- Born: 14 August 1914 Ayr, Scotland
- Died: 1 February 2011 (aged 96) Paisley, Scotland
- Education: Ayr Academy
- Alma mater: University of Glasgow
- Occupation: Professor
- Known for: Kay's augmented histamine test
- Spouses: ; Janet Roxburgh ​ ​(m. 1943; died 1990)​ ; Phyllis Gilles ​(m. 1992)​

= Andrew Watt Kay =

Scottish professor of surgery

Sir Andrew Watt Kay (14 August 1914 – 1 February 2011) FRSE, FRCPSG, FRCSEd was a Scottish academic surgeon who was Regius Professor of Surgery at the University of Glasgow from 1964 to 1981. He developed the augmented histamine test, which bore his name, and was widely used in the investigation and treatment of peptic ulcer disease. He was knighted for services to surgery. From 1972 to 1974 he served as president of the Royal College of Physicians and Surgeons of Glasgow.

== Early life ==
Andrew Watt Kay was born on 14 August 1914 in Newton-On-Ayr, Scotland. Both his parents were pharmacists in Ayr. He was educated at Ayr Academy, and was dux of the school, going on to study medicine at the University of Glasgow where he graduated MB ChB with honours in 1939. He was awarded the Brunton Memorial Prize as the most distinguished graduate in medicine for that year.

== Early career ==
He worked as house surgeon at the Western Infirmary, Glasgow under A. J. Hutton. From 1942 he worked as assistant to the Regius Professor of Surgery, Professor Sir Charles Illingworth. As a result of research carried out in Illingworth's department he went on in 1944 to gain the degree of MD for which he was awarded the Bellahouston Gold Medal. In 1949 he was awarded a second higher degree ChM (Master of Surgery). He undertook military service in 1946 in the Royal Army Medical Corps (RAMC). He was given charge of the RAMC's surgical department at Queen Alexandra Military Hospital, Millbank, London.

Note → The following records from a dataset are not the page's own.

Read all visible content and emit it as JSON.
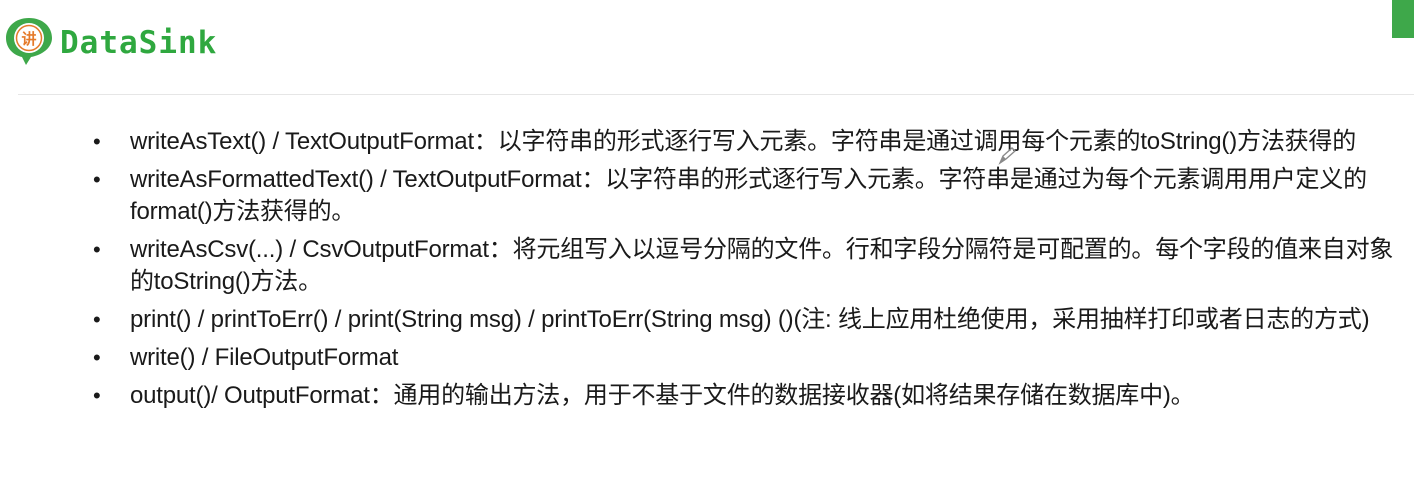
{
  "header": {
    "title": "DataSink",
    "logo_icon": "chat-bubble-logo-icon",
    "logo_glyph": "讲",
    "accent_color": "#2fa83f"
  },
  "items": [
    {
      "text": "writeAsText() / TextOutputFormat：以字符串的形式逐行写入元素。字符串是通过调用每个元素的toString()方法获得的"
    },
    {
      "text": "writeAsFormattedText() / TextOutputFormat：以字符串的形式逐行写入元素。字符串是通过为每个元素调用用户定义的format()方法获得的。"
    },
    {
      "text": "writeAsCsv(...) / CsvOutputFormat：将元组写入以逗号分隔的文件。行和字段分隔符是可配置的。每个字段的值来自对象的toString()方法。"
    },
    {
      "text": "print() / printToErr() / print(String msg) / printToErr(String msg) ()(注: 线上应用杜绝使用，采用抽样打印或者日志的方式)"
    },
    {
      "text": "write() / FileOutputFormat"
    },
    {
      "text": "output()/ OutputFormat：通用的输出方法，用于不基于文件的数据接收器(如将结果存储在数据库中)。"
    }
  ]
}
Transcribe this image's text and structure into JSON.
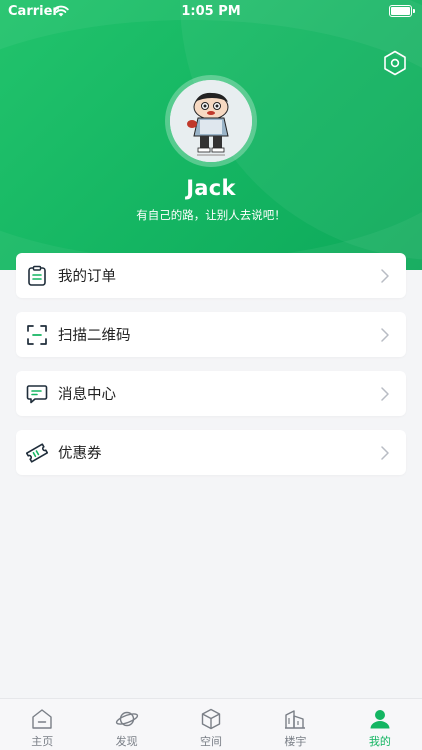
{
  "status_bar": {
    "carrier": "Carrier",
    "time": "1:05 PM"
  },
  "profile": {
    "name": "Jack",
    "motto": "有自己的路，让别人去说吧！"
  },
  "menu": [
    {
      "label": "我的订单",
      "icon": "order-list-icon"
    },
    {
      "label": "扫描二维码",
      "icon": "scan-icon"
    },
    {
      "label": "消息中心",
      "icon": "message-icon"
    },
    {
      "label": "优惠券",
      "icon": "coupon-icon"
    }
  ],
  "tabbar": [
    {
      "label": "主页",
      "icon": "home-icon",
      "active": false
    },
    {
      "label": "发现",
      "icon": "planet-icon",
      "active": false
    },
    {
      "label": "空间",
      "icon": "cube-icon",
      "active": false
    },
    {
      "label": "楼宇",
      "icon": "building-icon",
      "active": false
    },
    {
      "label": "我的",
      "icon": "person-icon",
      "active": true
    }
  ],
  "colors": {
    "brand": "#14b562",
    "background": "#f4f5f7",
    "tab_inactive": "#7a7f87"
  }
}
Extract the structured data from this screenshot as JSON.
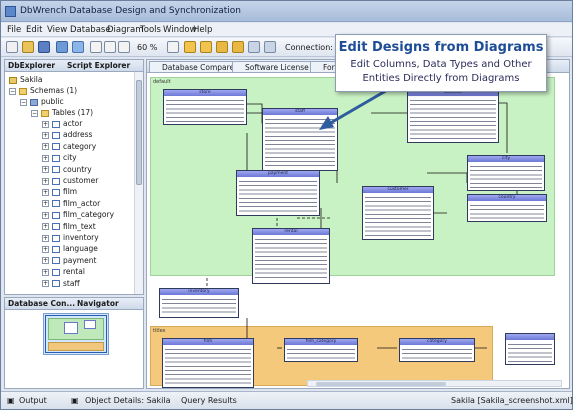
{
  "window": {
    "title": "DbWrench Database Design and Synchronization"
  },
  "menu": [
    "File",
    "Edit",
    "View",
    "Database",
    "Diagram",
    "Tools",
    "Window",
    "Help"
  ],
  "toolbar": {
    "zoom": "60 %",
    "connection_label": "Connection:"
  },
  "left_panel": {
    "tabs": [
      "DbExplorer",
      "Script Explorer"
    ],
    "tree": {
      "root": "Sakila",
      "schemas": "Schemas (1)",
      "schema": "public",
      "tables": "Tables (17)",
      "items": [
        "actor",
        "address",
        "category",
        "city",
        "country",
        "customer",
        "film",
        "film_actor",
        "film_category",
        "film_text",
        "inventory",
        "language",
        "payment",
        "rental",
        "staff"
      ]
    }
  },
  "nav_panel": {
    "tabs": [
      "Database Con...",
      "Navigator"
    ]
  },
  "content_tabs": [
    "Database Compare",
    "Software License",
    "For"
  ],
  "diagram": {
    "green_area_label": "default",
    "orange_area_label": "titles",
    "entities": [
      "store",
      "staff",
      "address",
      "payment",
      "city",
      "customer",
      "country",
      "inventory",
      "rental",
      "film",
      "film_category",
      "category"
    ]
  },
  "statusbar": {
    "items": [
      "Output",
      "Object Details: Sakila",
      "Query Results"
    ],
    "right": "Sakila [Sakila_screenshot.xml]"
  },
  "callout": {
    "title": "Edit Designs from Diagrams",
    "lines": [
      "Edit Columns, Data Types and Other",
      "Entities Directly from Diagrams"
    ]
  },
  "colors": {
    "accent": "#1d4d96",
    "green_area": "#c9f2c4",
    "orange_area": "#f5c97c",
    "entity_header": "#8b95e8"
  }
}
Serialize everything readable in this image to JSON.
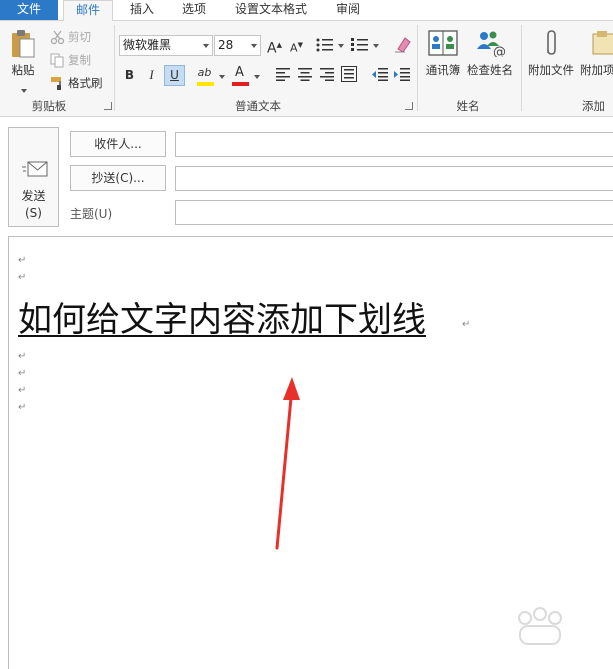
{
  "tabs": {
    "file": "文件",
    "mail": "邮件",
    "insert": "插入",
    "options": "选项",
    "format_text": "设置文本格式",
    "review": "审阅"
  },
  "ribbon": {
    "clipboard": {
      "paste": "粘贴",
      "cut": "剪切",
      "copy": "复制",
      "format_painter": "格式刷",
      "group_label": "剪贴板"
    },
    "basic_text": {
      "font_name": "微软雅黑",
      "font_size": "28",
      "bold": "B",
      "italic": "I",
      "underline": "U",
      "grow_font": "A",
      "shrink_font": "A",
      "font_color": "A",
      "highlight": "ab",
      "group_label": "普通文本"
    },
    "names": {
      "address_book": "通讯簿",
      "check_names": "检查姓名",
      "group_label": "姓名"
    },
    "include": {
      "attach_file": "附加文件",
      "attach_item": "附加项",
      "group_label": "添加"
    }
  },
  "compose": {
    "send_line1": "发送",
    "send_line2": "(S)",
    "to_button": "收件人...",
    "cc_button": "抄送(C)...",
    "subject_label": "主题(U)",
    "to_value": "",
    "cc_value": "",
    "subject_value": ""
  },
  "body": {
    "para_mark": "↵",
    "headline": "如何给文字内容添加下划线"
  },
  "colors": {
    "accent": "#2b79c7",
    "highlight_yellow": "#ffe600",
    "font_red": "#e02020",
    "arrow_red": "#e8302a"
  }
}
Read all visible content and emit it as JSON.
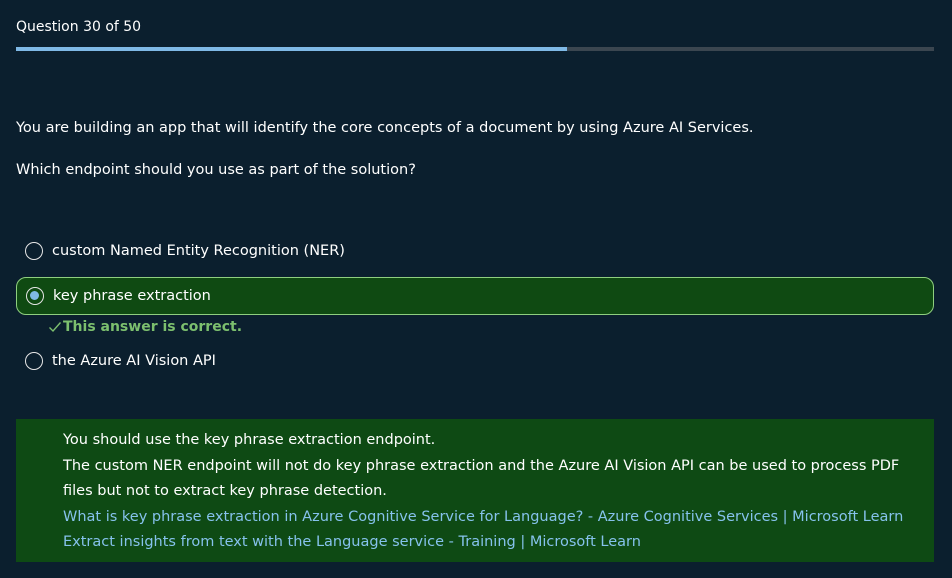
{
  "progress": {
    "label": "Question 30 of 50",
    "current": 30,
    "total": 50,
    "fraction": 0.6
  },
  "question": {
    "text": "You are building an app that will identify the core concepts of a document by using Azure AI Services.",
    "prompt": "Which endpoint should you use as part of the solution?"
  },
  "options": [
    {
      "label": "custom Named Entity Recognition (NER)",
      "selected": false
    },
    {
      "label": "key phrase extraction",
      "selected": true
    },
    {
      "label": "the Azure AI Vision API",
      "selected": false
    }
  ],
  "feedback": {
    "text": "This answer is correct.",
    "color": "#7cbf6e"
  },
  "explanation": {
    "line1": "You should use the key phrase extraction endpoint.",
    "line2": "The custom NER endpoint will not do key phrase extraction and the Azure AI Vision API can be used to process PDF",
    "line3": "files but not to extract key phrase detection.",
    "links": [
      "What is key phrase extraction in Azure Cognitive Service for Language? - Azure Cognitive Services | Microsoft Learn",
      "Extract insights from text with the Language service - Training | Microsoft Learn"
    ]
  },
  "colors": {
    "background": "#0b1f2e",
    "accent": "#7fb9e6",
    "correct_bg": "#0f4a12",
    "link": "#86c2ec"
  }
}
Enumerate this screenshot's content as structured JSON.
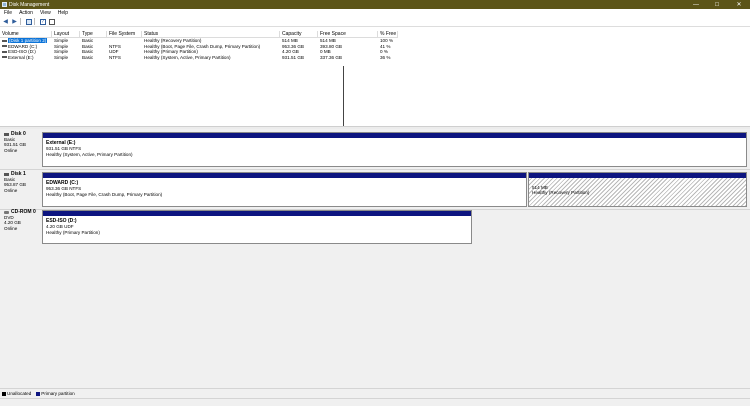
{
  "window": {
    "title": "Disk Management",
    "minimize": "—",
    "maximize": "☐",
    "close": "✕"
  },
  "menu": [
    "File",
    "Action",
    "View",
    "Help"
  ],
  "toolbar": {
    "back": "◀",
    "forward": "▶"
  },
  "volume_list": {
    "headers": [
      "Volume",
      "Layout",
      "Type",
      "File System",
      "Status",
      "Capacity",
      "Free Space",
      "% Free"
    ],
    "rows": [
      [
        "(Disk 1 partition 2)",
        "Simple",
        "Basic",
        "",
        "Healthy (Recovery Partition)",
        "514 MB",
        "514 MB",
        "100 %"
      ],
      [
        "EDWARD (C:)",
        "Simple",
        "Basic",
        "NTFS",
        "Healthy (Boot, Page File, Crash Dump, Primary Partition)",
        "953.36 GB",
        "393.80 GB",
        "41 %"
      ],
      [
        "ESD-ISO (D:)",
        "Simple",
        "Basic",
        "UDF",
        "Healthy (Primary Partition)",
        "4.20 GB",
        "0 MB",
        "0 %"
      ],
      [
        "External (E:)",
        "Simple",
        "Basic",
        "NTFS",
        "Healthy (System, Active, Primary Partition)",
        "931.51 GB",
        "337.36 GB",
        "36 %"
      ]
    ]
  },
  "disks": [
    {
      "name": "Disk 0",
      "type": "Basic",
      "size": "931.51 GB",
      "status": "Online",
      "partitions": [
        {
          "title": "External (E:)",
          "size": "931.51 GB NTFS",
          "status": "Healthy (System, Active, Primary Partition)"
        }
      ]
    },
    {
      "name": "Disk 1",
      "type": "Basic",
      "size": "953.87 GB",
      "status": "Online",
      "partitions": [
        {
          "title": "EDWARD (C:)",
          "size": "953.36 GB NTFS",
          "status": "Healthy (Boot, Page File, Crash Dump, Primary Partition)"
        },
        {
          "title": "",
          "size": "514 MB",
          "status": "Healthy (Recovery Partition)"
        }
      ]
    },
    {
      "name": "CD-ROM 0",
      "type": "DVD",
      "size": "4.20 GB",
      "status": "Online",
      "partitions": [
        {
          "title": "ESD-ISO (D:)",
          "size": "4.20 GB UDF",
          "status": "Healthy (Primary Partition)"
        }
      ]
    }
  ],
  "legend": [
    {
      "label": "Unallocated",
      "color": "#000000"
    },
    {
      "label": "Primary partition",
      "color": "#0d1580"
    }
  ]
}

== Research into gastric acid ==
After the war Kay returned to a surgical post at the Western Infirmary, and began research into the cause of peptic ulcer disease which was a major clinical problem in Western societies. He studied the secretion of gastric acid, thought at that time to be the most important factor in the development of duodenal ulcers. Kay used increasing doses of histamine to stimulate acid production and found that acid production was higher in patients with duodenal ulcer than in healthy controls. This test became known as Kay's augmented histamine test. It became widely used in the investigation and management of peptic ulcers. His paper describing this test, Effect of Large Doses of Histamine on Gastric Secretion of HCl, became the single most cited paper in the British Medical Journal between 1945 and 1989. Before the test each subject was given an antihistamine which blocked all of the effects of histamine apart from its effect on gastric acid secretion. This observation formed the basis for the work of Sir James Black in developing drugs which selectively blocked the effect of histamine in stimulating gastric acid production. These became known as H2 receptor antagonists.

== Later career ==
He became consultant surgeon in charge of wards at the Western Infirmary in 1956 and two years later was appointed to the chair of surgery at the University of Sheffield. Kay left his post in 1964 to become the Regius Professor of Surgery at the University of Glasgow. He remained in this post until he retired in 1981.

His Textbook of Surgical Physiology, written jointly with R. A. Jamieson, was first published in 1958 and ran to four editions, the last published in 1988.

== Honours and awards ==
In 1970 he was elected a member of the Harveian Society of Edinburgh. In 1971 he was elected a fellow of the Royal Society of Edinburgh.
He was president of the Royal College of Physicians and Surgeons of Glasgow from 1972 to 1974. In 1973 he was knighted for his services to surgery. From 1973 to 1981, he served part-time as chief scientist at the Scottish Home and Health Department.

== Family and later life ==
He married Janetta Roxburgh in 1943. They had four children. After her death in 1990, he married Phyllis Gilles in 1992. Kay died in Paisley in 2011.